Better still, imbed in their minds that with the ownership of a cell phone, begets responsibility. Lots of it.
There seems to be spikes in controversy when it comes to social media scandals.
Gosh who remembers “Leak Week” when at least six videos of girls in various states of undress were making the rounds, both on and off Bermuda’s shores? People giggled and shared with no remorse. Others were appalled and still shared; no one really caring that these girls are somebody’s children.
In the wake of one particularly graphic video in 2016, I interviewed two men. They cried together and shared that they were the parents of two of the recent “stars” and they spoke of heartbreak, of loss and of course, embarrassment.
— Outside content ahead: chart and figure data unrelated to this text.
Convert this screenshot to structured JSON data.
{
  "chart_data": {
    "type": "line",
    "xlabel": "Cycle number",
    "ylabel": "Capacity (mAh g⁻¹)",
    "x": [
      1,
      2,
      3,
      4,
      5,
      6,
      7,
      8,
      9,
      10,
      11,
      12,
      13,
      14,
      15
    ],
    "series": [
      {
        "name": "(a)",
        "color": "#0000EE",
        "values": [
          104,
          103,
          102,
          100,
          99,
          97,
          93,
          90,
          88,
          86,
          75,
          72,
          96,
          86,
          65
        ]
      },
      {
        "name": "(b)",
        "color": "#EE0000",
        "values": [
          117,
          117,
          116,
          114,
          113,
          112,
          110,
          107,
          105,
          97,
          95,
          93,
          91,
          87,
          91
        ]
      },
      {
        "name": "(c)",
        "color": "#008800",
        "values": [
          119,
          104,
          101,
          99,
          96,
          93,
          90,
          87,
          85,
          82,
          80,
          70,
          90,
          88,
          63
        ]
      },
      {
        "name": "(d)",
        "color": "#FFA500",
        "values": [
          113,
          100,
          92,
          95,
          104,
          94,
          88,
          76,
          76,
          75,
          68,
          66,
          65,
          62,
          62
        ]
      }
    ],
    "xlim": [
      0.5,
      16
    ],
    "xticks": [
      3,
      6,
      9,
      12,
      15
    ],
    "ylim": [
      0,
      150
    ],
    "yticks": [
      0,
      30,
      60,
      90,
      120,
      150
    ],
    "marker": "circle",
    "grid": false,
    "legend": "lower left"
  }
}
These men were devastated by what had happened, but the most bitter pill for them to swallow was acknowledging that their teens were willing participants and the video had been shared hundreds, if not thousands of times. It was one of the most uncomfortable conversations I’d had in a long time, but I applauded these men for not pointing the finger at each other’s child. A great example of accountability.
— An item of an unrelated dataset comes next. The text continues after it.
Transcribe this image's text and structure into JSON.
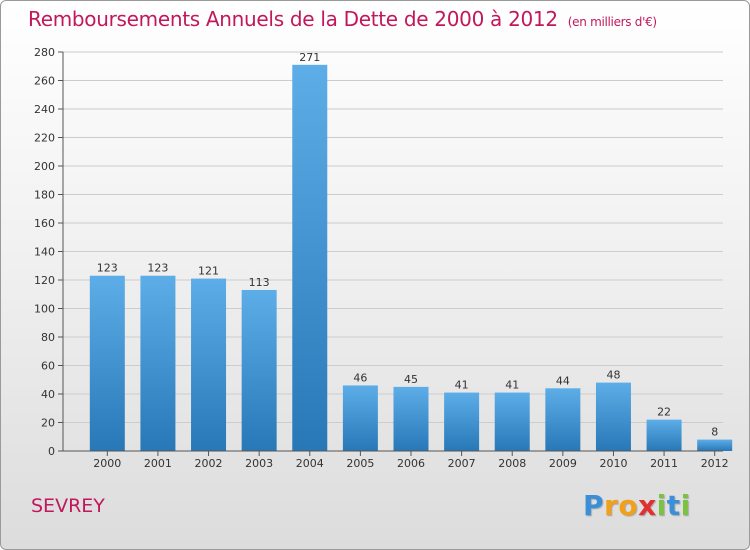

Something which is definitely lacking today.
As a mother of a teen and a preteen, I find myself preaching to them on a regular. I tell my daughter endless times, no matter how trustworthy your “friends” may seem do not put anything in cyber space that can return years later to haunt your character. To my son, the lecture is slightly adjusted: Do not share scandalous pictures of females, no matter how entertaining you and your friends may think they are.
There seems to be no moral fibre in the cyber world, where everyone wants to be the ‘first’, and no one caring that people have families. But who cares right? ‘Cause the shares received their desired giggles…if only in the moment.
It is imperative that we talk to young people until we are blue in the face about the potential perils as a result of a reckless share.
Mete out consequences if you know they are doing this. Take away their phones! Stop paying the bill! Don’t ask them to send image or video to you! Is that realistic? If you think it isn’t then YOU are a part of the problem!
And no, it’s not only young people who do this. But their behaviour is getting way out of hand. And it must be stopped. As soon as possible. Mom, dad, it all starts with you.